Hi Yuri,

> Looking at Peter's code I had a question about the best way 
> to use a client
> connector from within a Restlet application. Peter's code is 
> instantiating a new HTTP client connector and using. 

All applications hosted within a given component should share the same
server and client connectors. This is possible because those connectors are
mostly stateless in nature.
 
> My impression from the design is that Client connectors, 
> along with Server
> connectors should be added to the Component and automatically 
> selected based on
> the url when dispatching calls using getDispatcher(). Is that correct?

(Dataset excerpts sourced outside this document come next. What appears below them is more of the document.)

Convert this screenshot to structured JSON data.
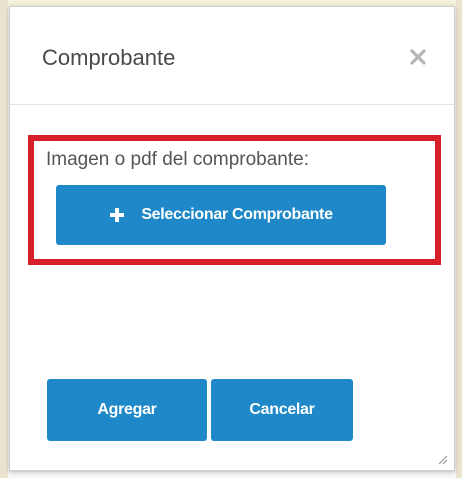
{
  "dialog": {
    "title": "Comprobante",
    "close_icon": "close-icon"
  },
  "upload": {
    "label": "Imagen o pdf del comprobante:",
    "button_label": "Seleccionar Comprobante",
    "button_icon": "plus-icon"
  },
  "footer": {
    "add_label": "Agregar",
    "cancel_label": "Cancelar"
  },
  "colors": {
    "primary": "#1e88c8",
    "highlight": "#d8202a",
    "title_text": "#4a4a4a"
  }
}
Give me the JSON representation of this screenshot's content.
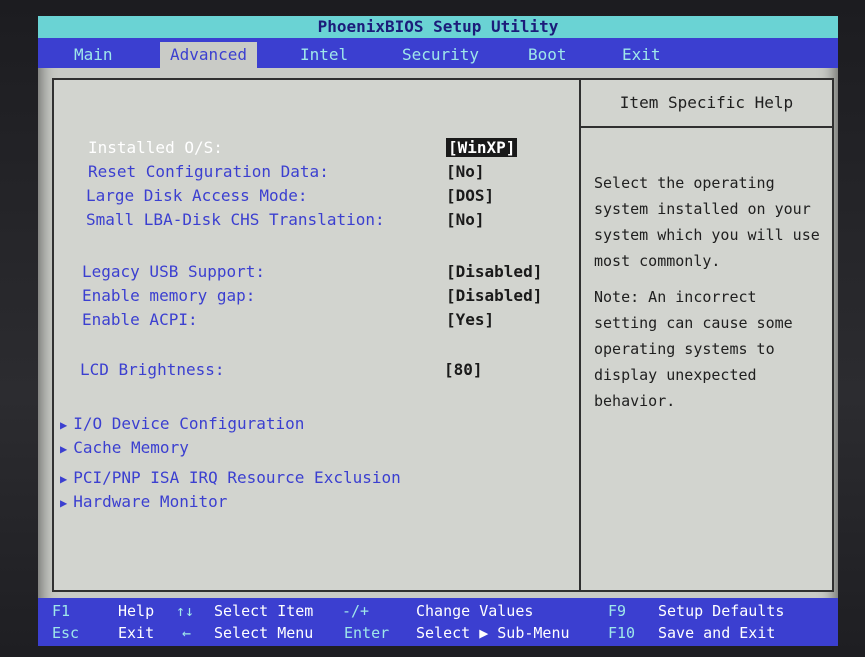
{
  "app_title": "PhoenixBIOS Setup Utility",
  "menu": [
    {
      "label": "Main",
      "active": false
    },
    {
      "label": "Advanced",
      "active": true
    },
    {
      "label": "Intel",
      "active": false
    },
    {
      "label": "Security",
      "active": false
    },
    {
      "label": "Boot",
      "active": false
    },
    {
      "label": "Exit",
      "active": false
    }
  ],
  "settings": [
    {
      "label": "Installed O/S:",
      "value": "[WinXP]",
      "selected": true
    },
    {
      "label": "Reset Configuration Data:",
      "value": "[No]"
    },
    {
      "label": "Large Disk Access Mode:",
      "value": "[DOS]"
    },
    {
      "label": "Small LBA-Disk CHS Translation:",
      "value": "[No]"
    },
    {
      "label": "Legacy USB Support:",
      "value": "[Disabled]"
    },
    {
      "label": "Enable memory gap:",
      "value": "[Disabled]"
    },
    {
      "label": "Enable ACPI:",
      "value": "[Yes]"
    },
    {
      "label": "LCD Brightness:",
      "value": "[80]"
    }
  ],
  "submenus": [
    {
      "label": "I/O Device Configuration"
    },
    {
      "label": "Cache Memory"
    },
    {
      "label": "PCI/PNP ISA IRQ Resource Exclusion"
    },
    {
      "label": "Hardware Monitor"
    }
  ],
  "help": {
    "title": "Item Specific Help",
    "paragraph1": "Select the operating system installed on your system which you will use most commonly.",
    "paragraph2": "Note: An incorrect setting can cause some operating systems to display unexpected behavior."
  },
  "footer": {
    "f1": "F1",
    "f1_desc": "Help",
    "arrows_ud": "↑↓",
    "arrows_ud_desc": "Select Item",
    "plusminus": "-/+",
    "plusminus_desc": "Change Values",
    "f9": "F9",
    "f9_desc": "Setup Defaults",
    "esc": "Esc",
    "esc_desc": "Exit",
    "arrows_lr": "←",
    "arrows_lr_desc": "Select Menu",
    "enter": "Enter",
    "enter_desc": "Select ▶ Sub-Menu",
    "f10": "F10",
    "f10_desc": "Save and Exit"
  }
}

Yes, this is the intended behavior.
 
> Specifically when using Restlet embedded in a servlet 
> container, how do we get
> access to the underlying Component created by the 
> ServerServlet? And when should
> one add the client connectors to it?

This is a tricky case here that will require you to extend the default
ServerServlet class. You can override the createServer() method and do
something like:

        @Override public HttpServerHelper createServer(HttpServletRequest
request) {
                HttpServerHelper result = super.createServer(request);

                if(firstCall) {
                        Component comp = getComponent();
                        comp.getClients().add(new Client(comp.getContext(),
Protocol.HTTP);
                        firstCall = false;
                }
        }

You should of course declare a "firstCall" member variable. 
 
> Last question, related to dispatching calls to client 
> connectors is about
> request, response and request headers: what if I want to 
> dispatch N number of
> times before returning a response to the browser and for 
> every dispatch there
> are, for instance, different headers I want to submit (maybe 
> authentication
> headers, for instance, or a X-JSON header. Should I save the 
> current state of
> the request, response and modify them for each dispatch, 
> reverting to the saved
> one before returning the response?

You should create a new set of Request/Response instances for your client
calls, separate from your current server call. You can try reusing/modifying
the client Request instances as long as you ensure that any input
entity/representation has fresh content to submit if necessary (PUT/POST).